Issues seem to increase here. While the NAS running the connection broke. I’m trying to recover, but everything seems to fail (rejoining network, rebooting NAS, rebooting container, redeploying container, …)
Ifconfig looks, route looks good, zerotier status is online, but even a ping with the interface specified gets nothing through. (And in this case there seems to be no connection at all, no matter the protocol)
@zt-joseph : Any thoughts? Would be much appreciated!
I’ve been monitoring this issue but don’t have a solution yet since I cannot replicate it. One question: everyone used the CLI as opposed to the docker package GUI to set this up, right? I’ve found that package to silently corrupt docker configurations.
Over the CLI indeed.
Maybe an import nuance, I’m still on DSM6. @Cleverit: How about you?
Just managed to get it running again after shutting down all other docker containers and a leave/join.
Although I guess it’s rather a lucky shot.
I do have the impression that the route sometimes just vanishes from the routing table but just restoring the route gives an error or does not fix the issue
When ZT is in an unreachable state can you verify that the node ID is correct with docker exec -it zt zerotier-cli info? I wonder if in some cases the volume isn’t mounting properly preventing the daemon from finding its identity keys and thus generates new ones.
Are there any other VPN-type applications that might be interfering?
Is QuickConnect enabled?
Does this same issue happen when you docker start/stop the container?
I solved it, first rebooted my NAS, then deleted the containers, images in turn, re-executed the installation documentation (Synology NAS | ZeroTier Documentation) and changed the IP in the Zerotier control panel, I can already link to access, but the network speed is very slow。
@twelife2014 this seems like a different problem. If you create a separate ticket and describe what it wrong I can help you there. As for the performance, you should check zerotier-cli peers and make sure everything is DIRECT and not RELAY.
So not sure what exactly you’re looking for here. All I can tell you is that the response matches status and looks fine.
So interestingly enough, I had a NAS lose connection after activating Virtual Machine Manager and I have not been able to get it to reconnect. The leave/join/leave/join method is not working here this time around. I’m now wondering if any kind of changes to the network interface is tied to the root cause and a reboot is just the most obvious change to the network interface.
Volume mount works fine. I have mapped it to a host folder and I see the network files being added when joining (reverse when leaving). Furthermore join/leave works without needing to approve the host again in the console.
No other VPN type applications
QuickConnect disabled
Starting and stopping the container indeed also triggers it.
@cleverit: Good point regarding changes to the network interface. That’s indeed the common thing across al scenario’s.

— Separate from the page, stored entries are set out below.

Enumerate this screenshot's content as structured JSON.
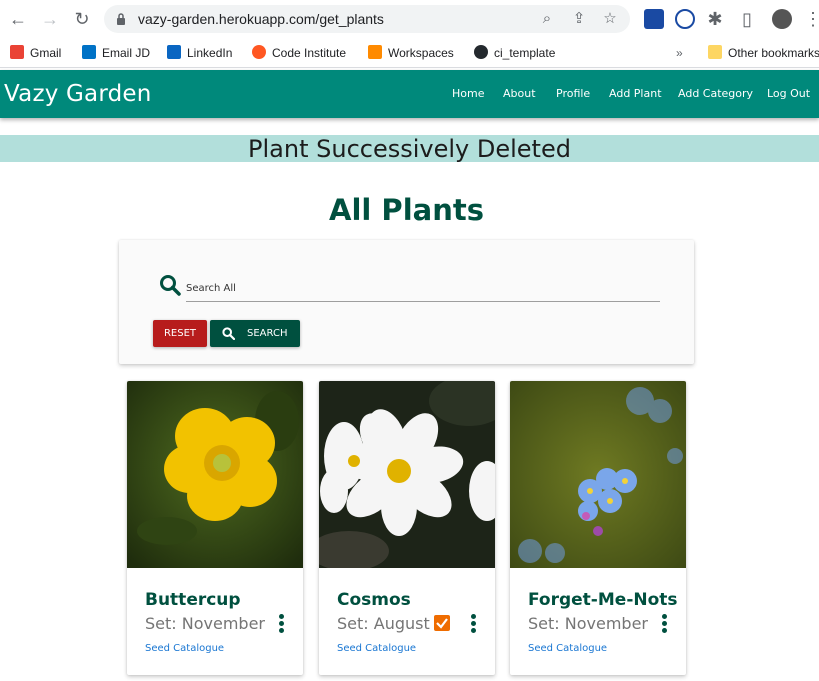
{
  "browser": {
    "url": "vazy-garden.herokuapp.com/get_plants",
    "bookmarks": [
      {
        "label": "Gmail",
        "icon": "gmail-icon",
        "color": "#ea4335"
      },
      {
        "label": "Email JD",
        "icon": "outlook-icon",
        "color": "#0072c6"
      },
      {
        "label": "LinkedIn",
        "icon": "linkedin-icon",
        "color": "#0a66c2"
      },
      {
        "label": "Code Institute",
        "icon": "code-institute-icon",
        "color": "#ff5722"
      },
      {
        "label": "Workspaces",
        "icon": "gitpod-icon",
        "color": "#ff8a00"
      },
      {
        "label": "ci_template",
        "icon": "github-icon",
        "color": "#24292e"
      }
    ],
    "overflow_label": "»",
    "other_bookmarks": "Other bookmarks"
  },
  "navbar": {
    "brand": "Vazy Garden",
    "links": [
      "Home",
      "About",
      "Profile",
      "Add Plant",
      "Add Category",
      "Log Out"
    ],
    "color": "#00897b"
  },
  "flash": {
    "message": "Plant Successively Deleted",
    "color": "#b2dfdb"
  },
  "page": {
    "title": "All Plants"
  },
  "search": {
    "placeholder": "Search All",
    "reset_label": "RESET",
    "search_label": "SEARCH"
  },
  "plants": [
    {
      "name": "Buttercup",
      "set": "Set: November",
      "checked": false,
      "link": "Seed Catalogue"
    },
    {
      "name": "Cosmos",
      "set": "Set: August",
      "checked": true,
      "link": "Seed Catalogue"
    },
    {
      "name": "Forget-Me-Nots",
      "set": "Set: November",
      "checked": false,
      "link": "Seed Catalogue"
    }
  ],
  "colors": {
    "primary_dark": "#00503f",
    "danger": "#b71c1c",
    "link": "#1976d2",
    "checkbox": "#ef6c00"
  }
}
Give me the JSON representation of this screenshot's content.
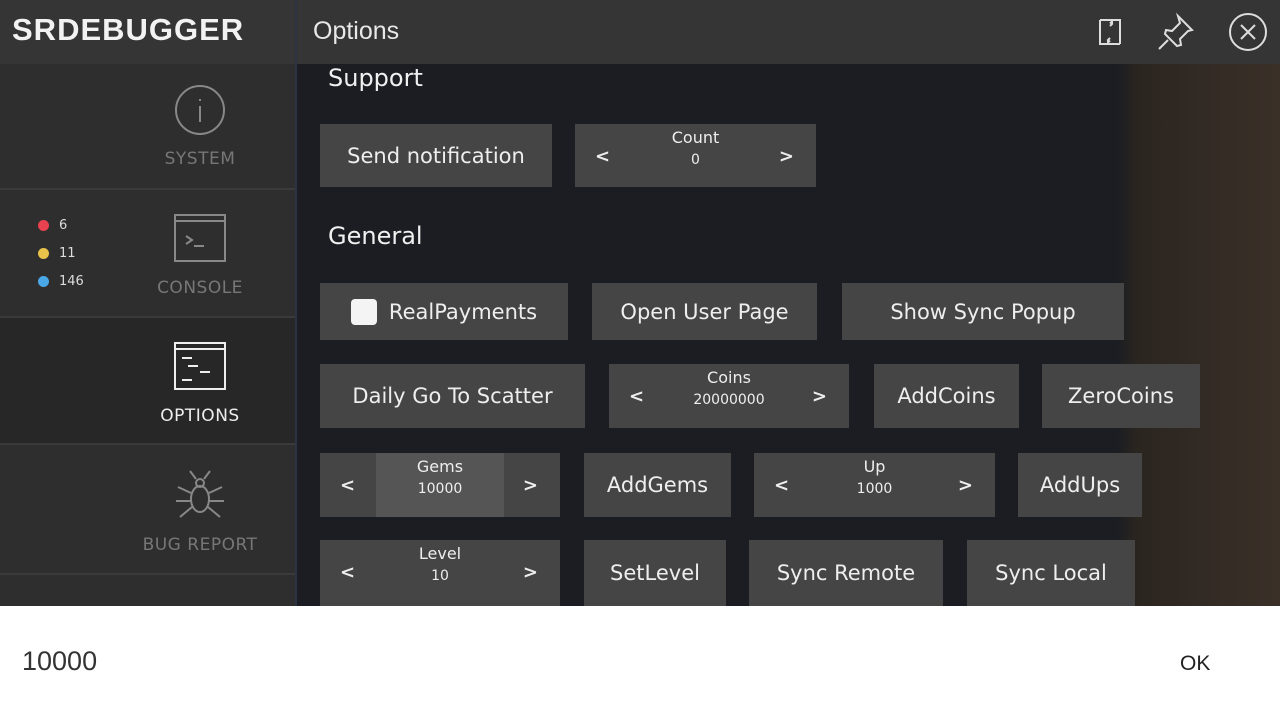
{
  "header": {
    "logo": "SRDEBUGGER",
    "title": "Options",
    "icons": [
      "refresh-icon",
      "pin-icon",
      "close-icon"
    ]
  },
  "sidebar": {
    "items": [
      {
        "label": "SYSTEM"
      },
      {
        "label": "CONSOLE"
      },
      {
        "label": "OPTIONS"
      },
      {
        "label": "BUG REPORT"
      }
    ],
    "console_counts": {
      "error": "6",
      "warning": "11",
      "info": "146"
    },
    "colors": {
      "error": "#e8414f",
      "warning": "#e8c24a",
      "info": "#4aa8e8"
    }
  },
  "sections": {
    "support": "Support",
    "general": "General"
  },
  "support": {
    "send_notification": "Send notification",
    "count": {
      "label": "Count",
      "value": "0"
    }
  },
  "general": {
    "real_payments": "RealPayments",
    "open_user_page": "Open User Page",
    "show_sync_popup": "Show Sync Popup",
    "daily_go_to_scatter": "Daily Go To Scatter",
    "coins": {
      "label": "Coins",
      "value": "20000000"
    },
    "add_coins": "AddCoins",
    "zero_coins": "ZeroCoins",
    "gems": {
      "label": "Gems",
      "value": "10000"
    },
    "add_gems": "AddGems",
    "up": {
      "label": "Up",
      "value": "1000"
    },
    "add_ups": "AddUps",
    "level": {
      "label": "Level",
      "value": "10"
    },
    "set_level": "SetLevel",
    "sync_remote": "Sync Remote",
    "sync_local": "Sync Local"
  },
  "stepper": {
    "prev": "<",
    "next": ">"
  },
  "input_bar": {
    "value": "10000",
    "ok": "OK"
  }
}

Is there a way to have Zerotier re-run the network config without leaving/joining a network?
Just forgot, interesting possible coincidence: I also have Virtual Machine manager running, although all VM’s are stopped. Network wise no special config there, all VM’s are bound to one of the physicall LAN ports.
Issue occured again over night (no network config related changes, but of course a short interruption could have happened). Restarting the container and restarting the NAS did not fix the issue.
Checked network config a bit further:
Route was gone from routing table
ZT interface (I’ll refer to it below as “ztif”) was still listed in ifconfig, but if you try any command ex. “ifconfig ztif” fails with “error fetching interface information: Device not found”
Ran “docker exec -it zt ifconfig ztif up”
ifconfig ztif is also back up on the host. Route is still missing.
Added route manually
Everything is working again
So looks like something cause the interface to go down (or zt maybe takes it down because of connection issues) and it’s not coming back up.
Note: I ran the ifconfig up command after NAS reboot. Not sure if that would work without.